À droit constant, il serait impossible de contraindre les communes à organiser le scrutin et de garantir un cadre contentieux sécurisé. Une loi spécifique devrait donc être adoptée pour en fixer les modalités. En tout état de cause, les résultats d’une telle consultation n’auraient aucune valeur contraignante : un « oui » exprimé ne produirait d’effets que si le législateur décidait d’en tirer les conséquences en votant une loi.
Le second problème est politique. Le chef de l’État évoque des sujets du quotidien et semble vouloir les restreindre à ceux admis par l’article 11. Pourtant, si la procédure retenue n’est pas celle prévue par la Constitution, rien n’interdit d’y inclure des thèmes comme l’immigration ou les finances publiques. Le risque est alors que les partis politiques dénoncent une consultation dépourvue de portée juridique et centrée sur des sujets secondaires.
le référendum d’initiative partagée est une usine à gaz génératrice de frustration
À l’inverse, certains thèmes pourraient s’avérer hautement sensibles. Une consultation sur l’organisation territoriale - rappelant inévitablement 1969 - risquerait de tendre les relations avec les collectivités. Elle pourrait également crisper les grands partis d’élus, comme le PS ou LR, dont le soutien est indispensable pour l’adoption du projet de loi de finances.

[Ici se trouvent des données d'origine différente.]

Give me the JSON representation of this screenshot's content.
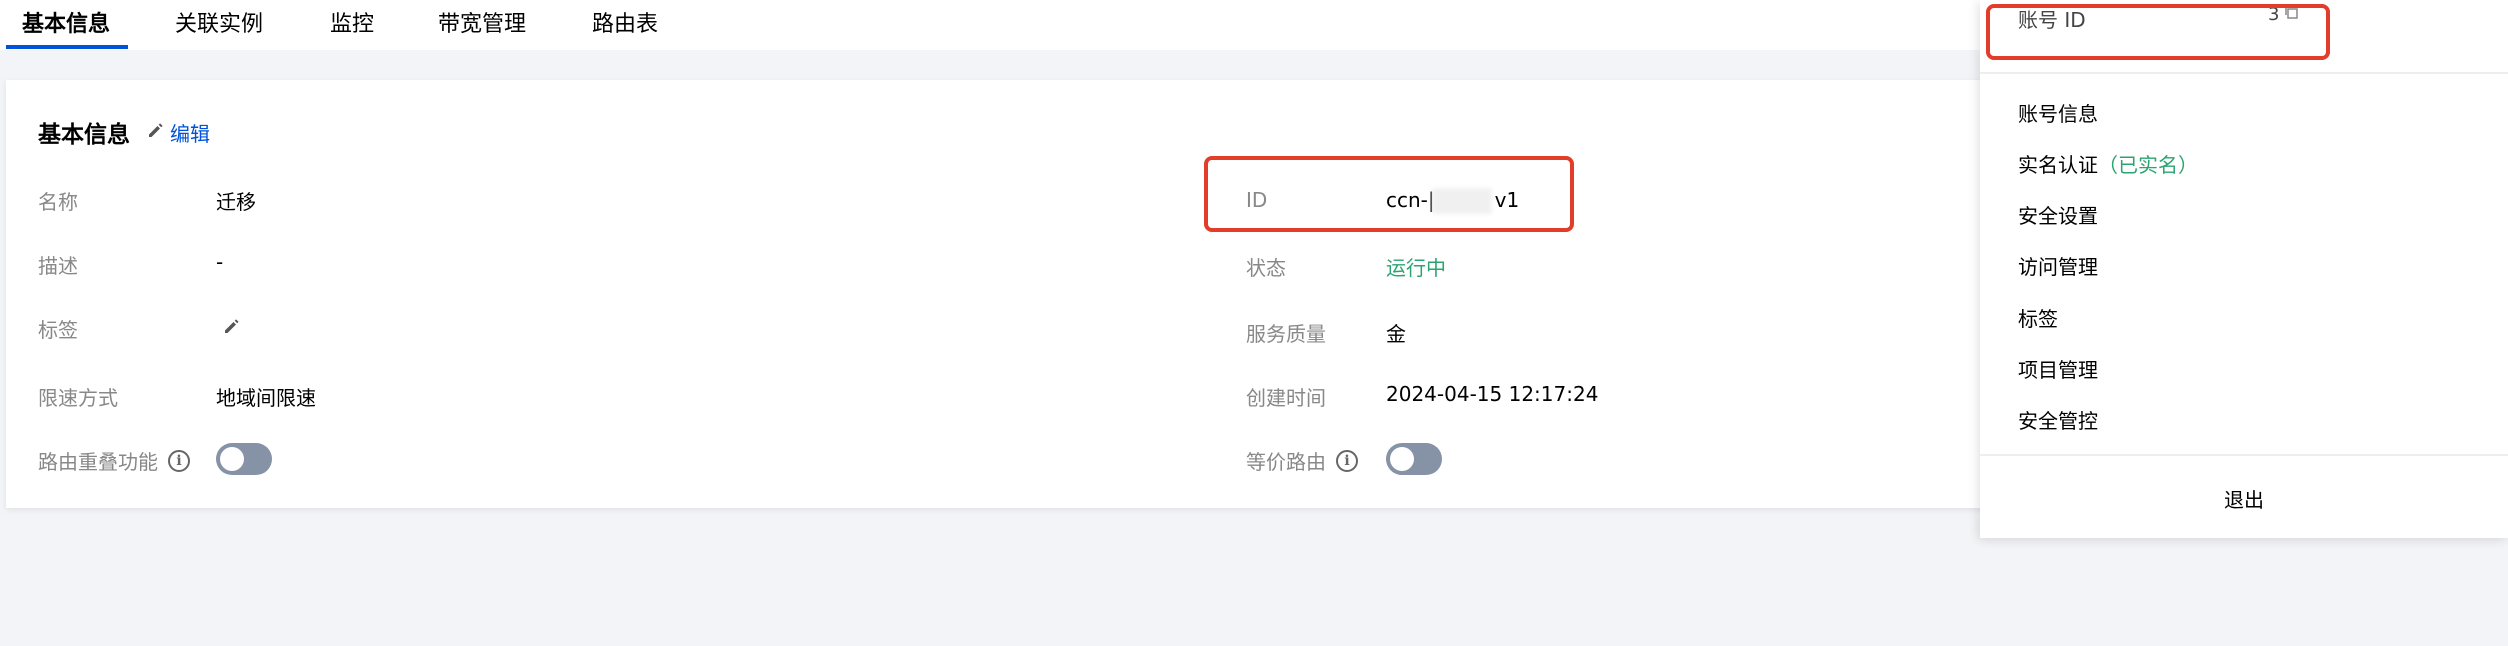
{
  "tabs": [
    {
      "label": "基本信息",
      "active": true
    },
    {
      "label": "关联实例",
      "active": false
    },
    {
      "label": "监控",
      "active": false
    },
    {
      "label": "带宽管理",
      "active": false
    },
    {
      "label": "路由表",
      "active": false
    }
  ],
  "basic_info": {
    "title": "基本信息",
    "edit_label": "编辑",
    "left": {
      "name_label": "名称",
      "name_value": "迁移",
      "desc_label": "描述",
      "desc_value": "-",
      "tag_label": "标签",
      "rate_label": "限速方式",
      "rate_value": "地域间限速",
      "route_overlap_label": "路由重叠功能",
      "route_overlap_enabled": false
    },
    "right": {
      "id_label": "ID",
      "id_value_prefix": "ccn-|",
      "id_value_suffix": "v1",
      "status_label": "状态",
      "status_value": "运行中",
      "qos_label": "服务质量",
      "qos_value": "金",
      "created_label": "创建时间",
      "created_value": "2024-04-15 12:17:24",
      "ecmp_label": "等价路由",
      "ecmp_enabled": false
    }
  },
  "account_menu": {
    "account_id_label": "账号 ID",
    "account_id_partial": "3",
    "items": [
      {
        "label": "账号信息"
      },
      {
        "label": "实名认证",
        "tag": "（已实名）"
      },
      {
        "label": "安全设置"
      },
      {
        "label": "访问管理"
      },
      {
        "label": "标签"
      },
      {
        "label": "项目管理"
      },
      {
        "label": "安全管控"
      }
    ],
    "logout_label": "退出"
  },
  "colors": {
    "accent": "#0052d9",
    "success": "#2ba471",
    "highlight": "#e23d2a",
    "toggle_off": "#8692a5"
  }
}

Ces difficultés mettent en lumière l’obsolescence du cadre actuel du référendum. Les limites de l’article 11 découlent des réticences des partis au moment de son élargissement en 1995. Elles empêchent cet outil de jouer pleinement son rôle : trancher les grandes questions qui divisent l’opinion. Mis en place en 2008, trois ans après le référendum de 2005, avec pour objectif qu’il ne soit jamais utilisé, le référendum d’initiative partagée est une usine à gaz génératrice de frustration. Si les consultations envisagées ont au moins le mérite de relancer la réflexion sur l’évolution de ces dispositifs, elles n’auront pas été totalement inutiles.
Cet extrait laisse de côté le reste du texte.